Kirsty Murray is the author of many novels including The Secret Life of Maeve Lee Kwong, Zarconi's Magic Flying Fish (winner of the WA Premier's Children's Book Award, 2001), Market Blues and Walking Home with Marie Claire. She has also written the Children of the Wind series in addition to several non-fiction books for children. She has worked as a forest ranger, archivist, artist and teacher, and now is a full-time writer.
India Dark
Allen and Unwin
Author: Kirsty Murray
ISBN: 9781741758580
Price: $16.99
Interview with Kirsty Murray
Question: What inspired you to write Kirsty Murray?
Kirsty Murray: When I first stumbled across the story, I couldn't believe that I'd never heard of Pollard's Lilliputian Opera Company. They were a famous troupe of child performers that toured the world from the 1880s through to 1910 but their last tour ended in such a huge scandal that no one wanted to talk about it and their story slipped into a crack in history. There were twenty-nine children in the initial group that set out from Melbourne in July 1909 and most of them were teenage girls. They were skilled professionals who sang and danced for huge audiences around the world. I've always been intrigued by stories of Australian theatre and the thousands of kids who've made a living working in the performing arts. I turned the story of the Pollard's last tour into a novel because it meant I could really get inside the hearts and minds of the girls who lived through that amazing adventure.

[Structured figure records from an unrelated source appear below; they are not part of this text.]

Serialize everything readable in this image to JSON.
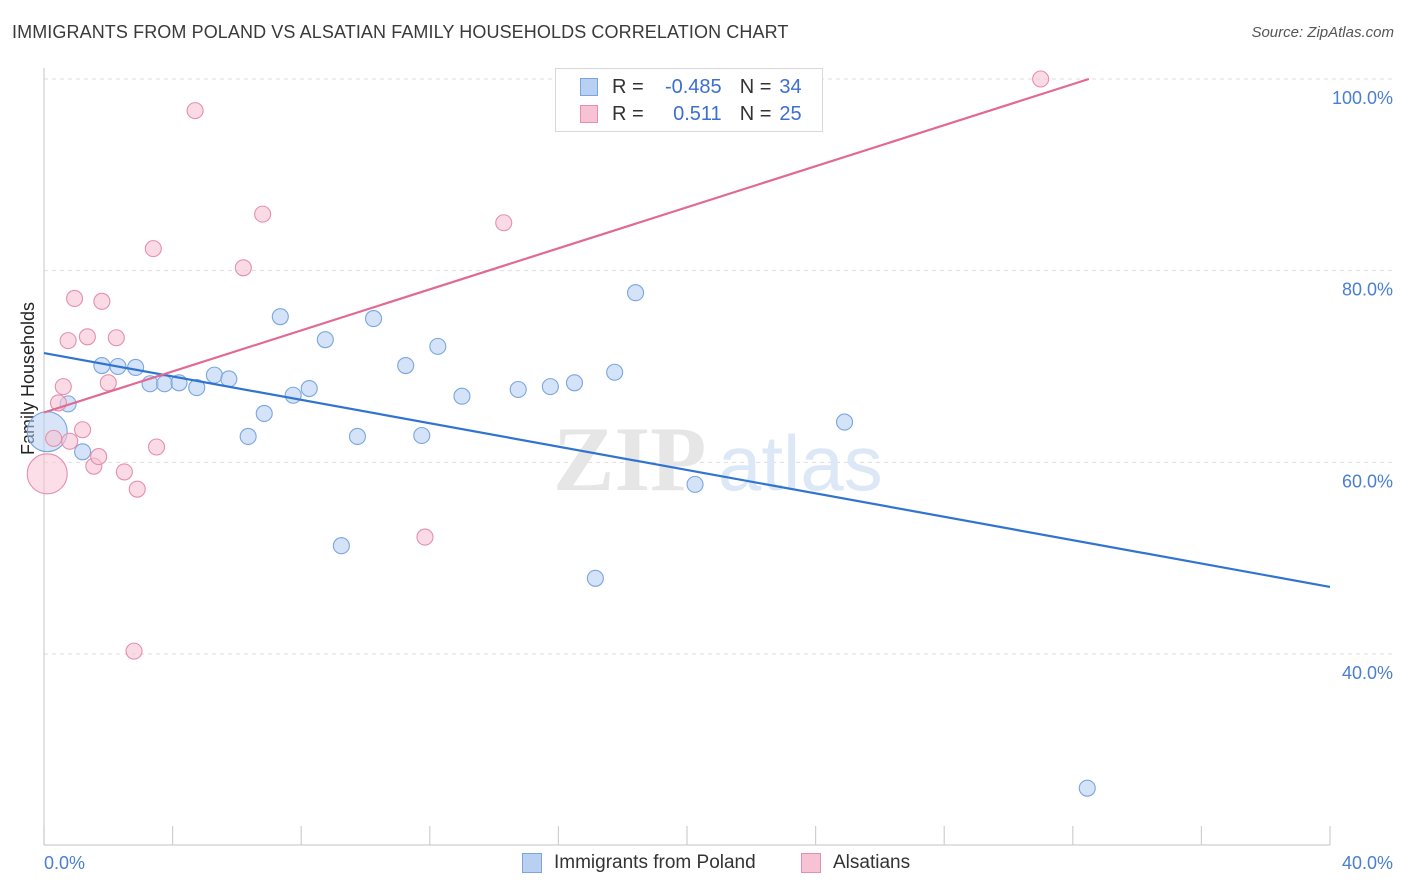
{
  "title": "IMMIGRANTS FROM POLAND VS ALSATIAN FAMILY HOUSEHOLDS CORRELATION CHART",
  "source": "Source: ZipAtlas.com",
  "watermark": {
    "zip": "ZIP",
    "atlas": "atlas"
  },
  "colors": {
    "blue_fill": "#b8d0f2",
    "blue_stroke": "#7aa6e0",
    "blue_line": "#2f74d0",
    "pink_fill": "#f7c3d4",
    "pink_stroke": "#e58fab",
    "pink_line": "#e06a94",
    "tick_text": "#4a7fd0"
  },
  "legend_top": {
    "rows": [
      {
        "r_label": "R =",
        "r_value": "-0.485",
        "n_label": "N =",
        "n_value": "34",
        "series": "blue"
      },
      {
        "r_label": "R =",
        "r_value": "0.511",
        "n_label": "N =",
        "n_value": "25",
        "series": "pink"
      }
    ]
  },
  "legend_bottom": [
    {
      "label": "Immigrants from Poland",
      "series": "blue"
    },
    {
      "label": "Alsatians",
      "series": "pink"
    }
  ],
  "chart_data": {
    "type": "scatter",
    "title": "IMMIGRANTS FROM POLAND VS ALSATIAN FAMILY HOUSEHOLDS CORRELATION CHART",
    "ylabel": "Family Households",
    "xlabel": "",
    "xlim": [
      0,
      40
    ],
    "ylim": [
      20,
      102
    ],
    "x_ticks_labeled": [
      "0.0%",
      "40.0%"
    ],
    "y_ticks": [
      {
        "value": 100,
        "label": "100.0%"
      },
      {
        "value": 80,
        "label": "80.0%"
      },
      {
        "value": 60,
        "label": "60.0%"
      },
      {
        "value": 40,
        "label": "40.0%"
      }
    ],
    "grid": true,
    "legend_position": "top-center",
    "series": [
      {
        "name": "Immigrants from Poland",
        "color": "blue",
        "r": -0.485,
        "n": 34,
        "trend": {
          "x0": 0,
          "y0": 71.4,
          "x1": 40,
          "y1": 47.0
        },
        "points": [
          [
            0.1,
            63.2,
            "large"
          ],
          [
            0.75,
            66.1
          ],
          [
            1.2,
            61.1
          ],
          [
            1.8,
            70.1
          ],
          [
            2.3,
            70.0
          ],
          [
            2.85,
            69.9
          ],
          [
            3.3,
            68.2
          ],
          [
            3.75,
            68.2
          ],
          [
            4.2,
            68.3
          ],
          [
            4.75,
            67.8
          ],
          [
            5.3,
            69.1
          ],
          [
            5.75,
            68.7
          ],
          [
            6.35,
            62.7
          ],
          [
            6.85,
            65.1
          ],
          [
            7.35,
            75.2
          ],
          [
            7.75,
            67.0
          ],
          [
            8.25,
            67.7
          ],
          [
            8.75,
            72.8
          ],
          [
            9.25,
            51.3
          ],
          [
            9.75,
            62.7
          ],
          [
            10.25,
            75.0
          ],
          [
            11.25,
            70.1
          ],
          [
            11.75,
            62.8
          ],
          [
            12.25,
            72.1
          ],
          [
            13.0,
            66.9
          ],
          [
            14.75,
            67.6
          ],
          [
            15.75,
            67.9
          ],
          [
            16.5,
            68.3
          ],
          [
            17.15,
            47.9
          ],
          [
            17.75,
            69.4
          ],
          [
            18.4,
            77.7
          ],
          [
            20.25,
            57.7
          ],
          [
            24.9,
            64.2
          ],
          [
            32.45,
            26.0
          ]
        ]
      },
      {
        "name": "Alsatians",
        "color": "pink",
        "r": 0.511,
        "n": 25,
        "trend": {
          "x0": 0,
          "y0": 65.2,
          "x1": 32.5,
          "y1": 100.0
        },
        "points": [
          [
            0.1,
            58.8,
            "large"
          ],
          [
            0.3,
            62.5
          ],
          [
            0.45,
            66.2
          ],
          [
            0.6,
            67.9
          ],
          [
            0.8,
            62.2
          ],
          [
            0.75,
            72.7
          ],
          [
            0.95,
            77.1
          ],
          [
            1.2,
            63.4
          ],
          [
            1.35,
            73.1
          ],
          [
            1.55,
            59.6
          ],
          [
            1.7,
            60.6
          ],
          [
            1.8,
            76.8
          ],
          [
            2.0,
            68.3
          ],
          [
            2.25,
            73.0
          ],
          [
            2.5,
            59.0
          ],
          [
            2.8,
            40.3
          ],
          [
            2.9,
            57.2
          ],
          [
            3.4,
            82.3
          ],
          [
            3.5,
            61.6
          ],
          [
            4.7,
            96.7
          ],
          [
            6.2,
            80.3
          ],
          [
            6.8,
            85.9
          ],
          [
            11.85,
            52.2
          ],
          [
            14.3,
            85.0
          ],
          [
            31.0,
            100.0
          ]
        ]
      }
    ]
  }
}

Question: Why did you think it was important to tell this story?
Kirsty Murray: Girls' stories fall into the shadows of history way too often and I think it's important to bring them out into the light. History tends to focus on powerful men and political movements. But there are many gripping, true stories about children and young people that never get properly documented because no one bothers to record the details. There is so much fascinating real life adventure and depth in the stories of ordinary people who are swept up in extraordinary events that I've always loved researching and writing about them. Women and children make history too and the young members of the Pollards troupe witnessed incredible times and took charge of their own lives in a powerful way.
Question: What research went into the novel?
Kirsty Murray: Years and years of research went into 'India Dark'. Apart from spending four months in India and visiting most of the places that the troupe visited, I also spent months in the State Library of Victoria on a Creative Fellowship, tracking the stories of child performers of the Edwardian era.
Question: Finish this sentence: The best thing about books isÂ…
Kirsty Murray: simply everything. Everything about books is delectable. I love the smell of them and the weight of them in my hands. I love disappearing into a good story, I love the places books take me and the people I meet inside the pages of a good novel. I can't imagine life without them.